The increasing fragmentation in council funding ‘undermines central government’s understanding of service delivery’ and ‘risks impeding value for money,’ a report has warned.
Research for the Local Government Association (LGA) found at least 448 unique grants were issued to the sector between 2015/16 and 2018/19, with more than 50 worth less than £1m – less than 0.25% of the budget for a typical metropolitan district or London borough.
The increasing number of grants comes as the total amount of grant funding from central government decreases – falling by 16% from £83.1bn in 2015/16 to £69.9bn in 2018/19.

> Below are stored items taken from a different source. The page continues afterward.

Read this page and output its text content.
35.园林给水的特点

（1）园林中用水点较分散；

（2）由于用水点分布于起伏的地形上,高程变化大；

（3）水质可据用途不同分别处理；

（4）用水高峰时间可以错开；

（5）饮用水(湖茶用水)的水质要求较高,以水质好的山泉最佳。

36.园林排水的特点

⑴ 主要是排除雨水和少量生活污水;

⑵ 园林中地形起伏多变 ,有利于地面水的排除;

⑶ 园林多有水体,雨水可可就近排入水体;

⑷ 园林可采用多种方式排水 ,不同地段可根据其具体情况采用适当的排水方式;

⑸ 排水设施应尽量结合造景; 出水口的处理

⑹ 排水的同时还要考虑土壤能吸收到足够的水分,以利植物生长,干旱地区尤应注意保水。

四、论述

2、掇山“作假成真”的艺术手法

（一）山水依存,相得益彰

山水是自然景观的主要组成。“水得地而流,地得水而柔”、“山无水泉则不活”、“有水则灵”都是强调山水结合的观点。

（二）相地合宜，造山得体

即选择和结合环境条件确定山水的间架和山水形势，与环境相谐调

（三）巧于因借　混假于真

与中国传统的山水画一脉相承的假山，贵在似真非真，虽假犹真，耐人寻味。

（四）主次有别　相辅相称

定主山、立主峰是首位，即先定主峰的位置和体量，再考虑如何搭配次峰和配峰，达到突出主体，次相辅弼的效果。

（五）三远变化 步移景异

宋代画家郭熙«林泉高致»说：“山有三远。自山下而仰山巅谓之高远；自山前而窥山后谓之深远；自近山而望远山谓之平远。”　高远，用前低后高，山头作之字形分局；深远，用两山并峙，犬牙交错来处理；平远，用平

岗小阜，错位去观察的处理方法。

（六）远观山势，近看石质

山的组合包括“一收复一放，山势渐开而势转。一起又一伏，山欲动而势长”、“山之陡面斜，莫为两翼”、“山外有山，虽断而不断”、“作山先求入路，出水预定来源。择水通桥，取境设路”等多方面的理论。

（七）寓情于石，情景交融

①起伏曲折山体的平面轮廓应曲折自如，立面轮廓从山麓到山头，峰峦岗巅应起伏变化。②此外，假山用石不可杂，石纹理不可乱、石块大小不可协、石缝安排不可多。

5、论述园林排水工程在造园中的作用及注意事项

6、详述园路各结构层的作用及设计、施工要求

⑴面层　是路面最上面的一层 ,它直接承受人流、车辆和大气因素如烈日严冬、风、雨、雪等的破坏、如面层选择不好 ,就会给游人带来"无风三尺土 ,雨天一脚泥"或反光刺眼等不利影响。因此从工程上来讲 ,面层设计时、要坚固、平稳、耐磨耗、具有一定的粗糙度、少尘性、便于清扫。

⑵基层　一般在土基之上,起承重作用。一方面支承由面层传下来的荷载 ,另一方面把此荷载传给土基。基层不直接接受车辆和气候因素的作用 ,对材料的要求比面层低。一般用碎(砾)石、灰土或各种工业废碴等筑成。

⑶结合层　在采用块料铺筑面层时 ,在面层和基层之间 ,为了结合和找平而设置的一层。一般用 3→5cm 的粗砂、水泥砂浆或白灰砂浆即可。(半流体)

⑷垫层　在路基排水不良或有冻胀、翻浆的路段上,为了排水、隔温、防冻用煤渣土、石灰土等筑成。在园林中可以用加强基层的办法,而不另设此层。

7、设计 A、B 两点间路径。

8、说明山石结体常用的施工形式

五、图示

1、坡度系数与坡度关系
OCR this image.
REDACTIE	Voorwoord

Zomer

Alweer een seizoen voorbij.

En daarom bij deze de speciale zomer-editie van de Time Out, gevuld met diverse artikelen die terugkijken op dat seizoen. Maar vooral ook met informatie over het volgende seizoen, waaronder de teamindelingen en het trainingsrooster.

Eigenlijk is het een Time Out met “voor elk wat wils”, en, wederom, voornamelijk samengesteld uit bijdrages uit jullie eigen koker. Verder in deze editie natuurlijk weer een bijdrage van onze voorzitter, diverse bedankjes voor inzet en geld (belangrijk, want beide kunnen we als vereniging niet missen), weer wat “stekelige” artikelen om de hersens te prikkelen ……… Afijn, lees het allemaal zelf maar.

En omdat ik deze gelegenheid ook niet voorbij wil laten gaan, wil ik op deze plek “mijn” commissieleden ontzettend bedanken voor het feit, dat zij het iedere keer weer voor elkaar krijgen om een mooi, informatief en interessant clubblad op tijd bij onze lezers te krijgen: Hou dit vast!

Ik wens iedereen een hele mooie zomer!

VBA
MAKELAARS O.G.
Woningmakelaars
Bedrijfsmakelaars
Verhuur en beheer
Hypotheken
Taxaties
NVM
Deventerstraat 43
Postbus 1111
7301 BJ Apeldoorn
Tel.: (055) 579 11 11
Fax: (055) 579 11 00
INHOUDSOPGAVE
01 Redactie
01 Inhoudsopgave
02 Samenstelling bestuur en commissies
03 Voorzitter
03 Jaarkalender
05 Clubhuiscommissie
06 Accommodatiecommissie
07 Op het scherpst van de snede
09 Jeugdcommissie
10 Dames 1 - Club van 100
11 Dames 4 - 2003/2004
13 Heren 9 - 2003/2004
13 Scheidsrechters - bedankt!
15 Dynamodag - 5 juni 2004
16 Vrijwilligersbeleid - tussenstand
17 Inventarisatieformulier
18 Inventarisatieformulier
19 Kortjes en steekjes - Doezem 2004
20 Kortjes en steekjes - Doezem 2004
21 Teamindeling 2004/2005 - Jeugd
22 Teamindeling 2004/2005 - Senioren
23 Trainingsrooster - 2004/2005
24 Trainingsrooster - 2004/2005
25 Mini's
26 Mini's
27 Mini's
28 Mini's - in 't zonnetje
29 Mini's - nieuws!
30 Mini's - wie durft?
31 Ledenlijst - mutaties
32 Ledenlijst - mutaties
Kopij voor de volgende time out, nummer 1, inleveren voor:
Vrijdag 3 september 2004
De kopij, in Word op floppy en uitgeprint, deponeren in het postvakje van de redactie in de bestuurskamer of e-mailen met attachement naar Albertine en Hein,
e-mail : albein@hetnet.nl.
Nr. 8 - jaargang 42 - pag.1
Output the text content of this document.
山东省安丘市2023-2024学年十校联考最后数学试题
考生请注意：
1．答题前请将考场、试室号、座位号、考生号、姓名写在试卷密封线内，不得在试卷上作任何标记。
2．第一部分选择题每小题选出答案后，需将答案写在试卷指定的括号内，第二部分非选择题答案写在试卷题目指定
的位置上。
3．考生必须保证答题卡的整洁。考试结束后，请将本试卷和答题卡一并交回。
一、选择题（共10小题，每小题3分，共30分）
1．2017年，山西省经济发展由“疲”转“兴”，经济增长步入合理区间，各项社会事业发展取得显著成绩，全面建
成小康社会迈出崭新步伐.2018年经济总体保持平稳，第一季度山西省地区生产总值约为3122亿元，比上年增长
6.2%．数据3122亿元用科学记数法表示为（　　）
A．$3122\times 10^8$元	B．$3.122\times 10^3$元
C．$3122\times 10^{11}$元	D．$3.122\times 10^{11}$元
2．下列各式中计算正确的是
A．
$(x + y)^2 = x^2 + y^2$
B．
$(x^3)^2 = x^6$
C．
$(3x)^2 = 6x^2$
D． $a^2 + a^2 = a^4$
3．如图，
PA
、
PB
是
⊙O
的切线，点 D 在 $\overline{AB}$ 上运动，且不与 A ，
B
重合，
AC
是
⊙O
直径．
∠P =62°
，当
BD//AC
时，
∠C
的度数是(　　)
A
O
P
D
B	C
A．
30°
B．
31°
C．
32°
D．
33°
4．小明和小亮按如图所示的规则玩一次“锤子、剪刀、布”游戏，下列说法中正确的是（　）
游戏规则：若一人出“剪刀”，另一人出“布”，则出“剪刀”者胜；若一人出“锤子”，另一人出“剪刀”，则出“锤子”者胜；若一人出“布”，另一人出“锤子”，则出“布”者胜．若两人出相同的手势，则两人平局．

Researchers TRL Insight also found almost a third of grants were competitive - which the LGA said placed ‘additional stress on an over-stretched system’ - and more than a third were discontinued from one year to the next.
The report read: ‘The fragmentation in local government funding undermines central government’s understanding of service delivery as a whole.
‘The largely short-term basis for local authority grants has undermined the ability of councils to plan strategically for the long-term.
'It limits time for commissioning, and risks harming the quality and value for money of the service by forcing councils to develop strategies for closing down services in the event that funding is discontinued.’
The report went on: ‘Overall, the increasing fragmentation in local government funding risks impeding value for money – both from the administrative burden it poses on councils and from the detrimental impact on the outcomes that could be achieved for communities.
‘A trend towards targeted funding has reduced the ability of councils to flexibly deliver local priorities for local people, and has not led to effective oversight or control of the delivery of central government’s priorities.’
The LGA’s submission to the Spending Review published last week called for an end to the fragmentation of funding.
A Ministry of Housing, Communities and Local Government spokeswoman said: ‘It is right the majority of council funding is not ring-fenced to enable councils to focus on local priorities and manage their finances effectively but it is sometimes appropriate to provide targeted funding for specific purposes.
'The Spending Review is our opportunity to look at funding for local government in the round.’